Алексей тяжело выдохнул:
– Правда – есть?
– Есть. Но как ты… – Она хотела добавить «узнал», но осеклась и тоже покраснела.
Он помялся:
– Сон мне приснился. Знаешь, иногда снятся такие сны, как бы это сказать…
Она смело продолжила за него (уже справившись и с неловкостью, и с удивлением):
– Эротические. А в твоем сне была я?
– Ты. Где-то на пляже. Ничего такого не было… Ты – вообще в купальнике, а я просто рядом стоял…
По тому, что Алексей отчаянно покраснел, Наташа поняла, что содержание его сна все-таки было фривольней. Ну что ж поделаешь, не обижаться же из-за этого.

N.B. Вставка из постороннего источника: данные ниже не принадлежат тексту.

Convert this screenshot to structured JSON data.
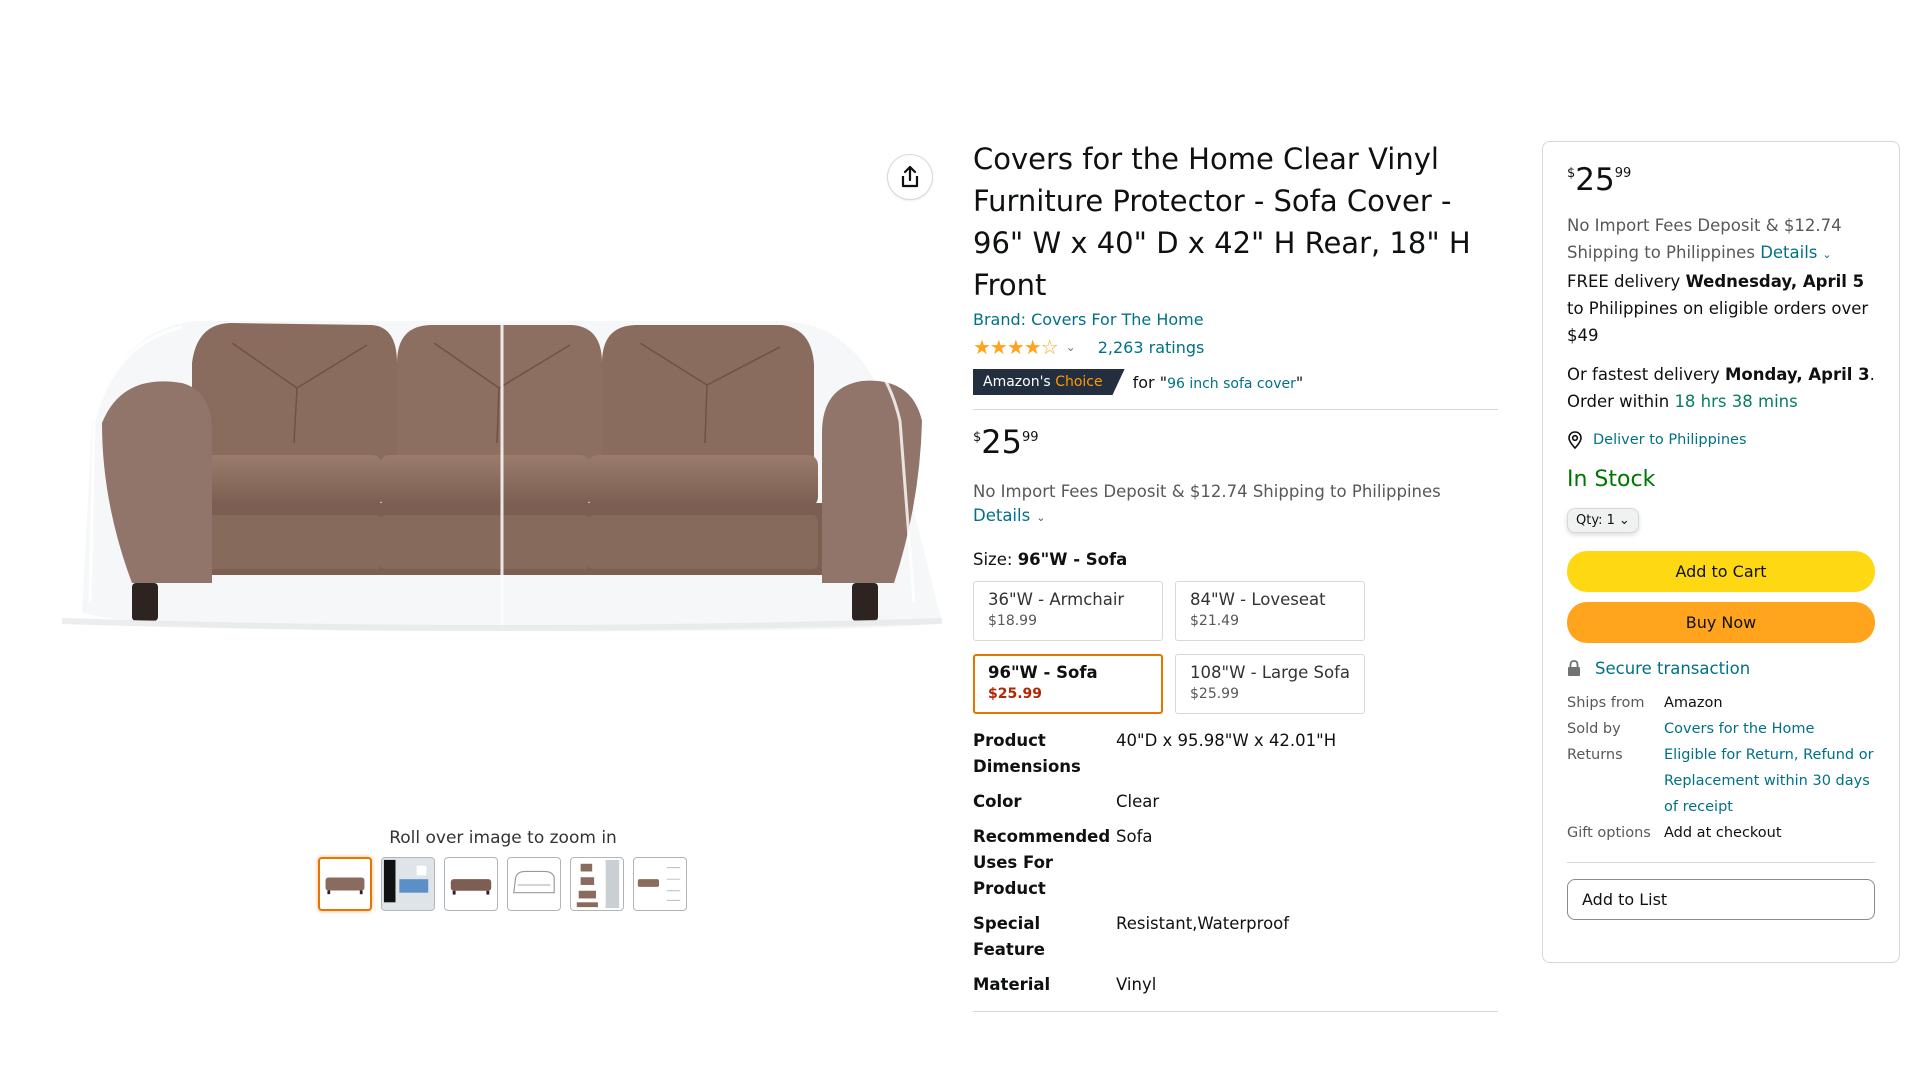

Такой сон – это, как говорят в «Черной кошке», комплимент, а не оскорбление. Только вот с родинкой непонятно.
Она растерянно сказала:
– Да, у меня правда там родинка… Вот интересно, как ты узнал?

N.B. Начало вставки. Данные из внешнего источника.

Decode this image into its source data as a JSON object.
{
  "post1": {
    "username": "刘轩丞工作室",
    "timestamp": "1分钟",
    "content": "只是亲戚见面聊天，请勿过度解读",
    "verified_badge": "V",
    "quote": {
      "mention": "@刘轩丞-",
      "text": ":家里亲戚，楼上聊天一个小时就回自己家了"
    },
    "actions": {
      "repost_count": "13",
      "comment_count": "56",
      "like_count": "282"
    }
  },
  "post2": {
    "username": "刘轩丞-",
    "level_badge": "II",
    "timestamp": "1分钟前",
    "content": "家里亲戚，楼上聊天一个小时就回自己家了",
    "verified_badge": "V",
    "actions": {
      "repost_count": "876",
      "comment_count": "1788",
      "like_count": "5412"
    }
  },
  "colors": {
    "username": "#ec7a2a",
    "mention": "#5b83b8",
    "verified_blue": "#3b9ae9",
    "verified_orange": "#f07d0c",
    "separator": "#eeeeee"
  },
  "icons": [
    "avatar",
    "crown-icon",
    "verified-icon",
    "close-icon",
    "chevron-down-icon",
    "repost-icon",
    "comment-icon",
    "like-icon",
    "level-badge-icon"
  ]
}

Он потерянно опустил плечи:
– Не знаю…
А дальше сказал совсем уже несуразность:
– Ведь у нас с тобой вчера… ничего?
Наталья покраснела. Сказала сердито:
– А то ты не помнишь. Сидели, кофе пили. У тебя что – в памяти провалы? Тихо шифером шурша, крыша едет не спеша?
Он опустил глаза:
– Извини.
Пожалуй, она была с ним слишком резкой. Наташа выдавила улыбку:
– Слушай, Леш, а, может, ты ясновидящий? Давай с тобой фирму организуем – будем пропавших по фото искать! Алиментщиков. И бандитов.
– Да какой я ясновидящий, – потерянно сказал он. И опять замолчал. Свиная нога остывала в его тарелке.
Наташа забеспокоилась: не пропадать же ужину из-за какой-то родинки!
– Эй, Леш, ты чего не ешь? Остынет!
Он машинально принялся за еду. Кажется, злосчастный сон до сих пор не давал ему покоя.
Наташа сказала:
– Да чего ты так удивляешься? Мне тоже вещие сны иногда снятся. Например, что вступительное сочинение будет по Грибоедову. И оно было – по Грибоедову!.. Правда, это мне не помогло, – вздохнула она. – А однажды приснилось, что нужно пойти в казино и поставить сто долларов на тридцать три!
– Сходила? – заинтересовался он.
– Нет. Папа сказал, что несовершеннолетних туда не пускают. А мне только семнадцать тогда было.
– Жалко… – Его голос звучал спокойно и тускло.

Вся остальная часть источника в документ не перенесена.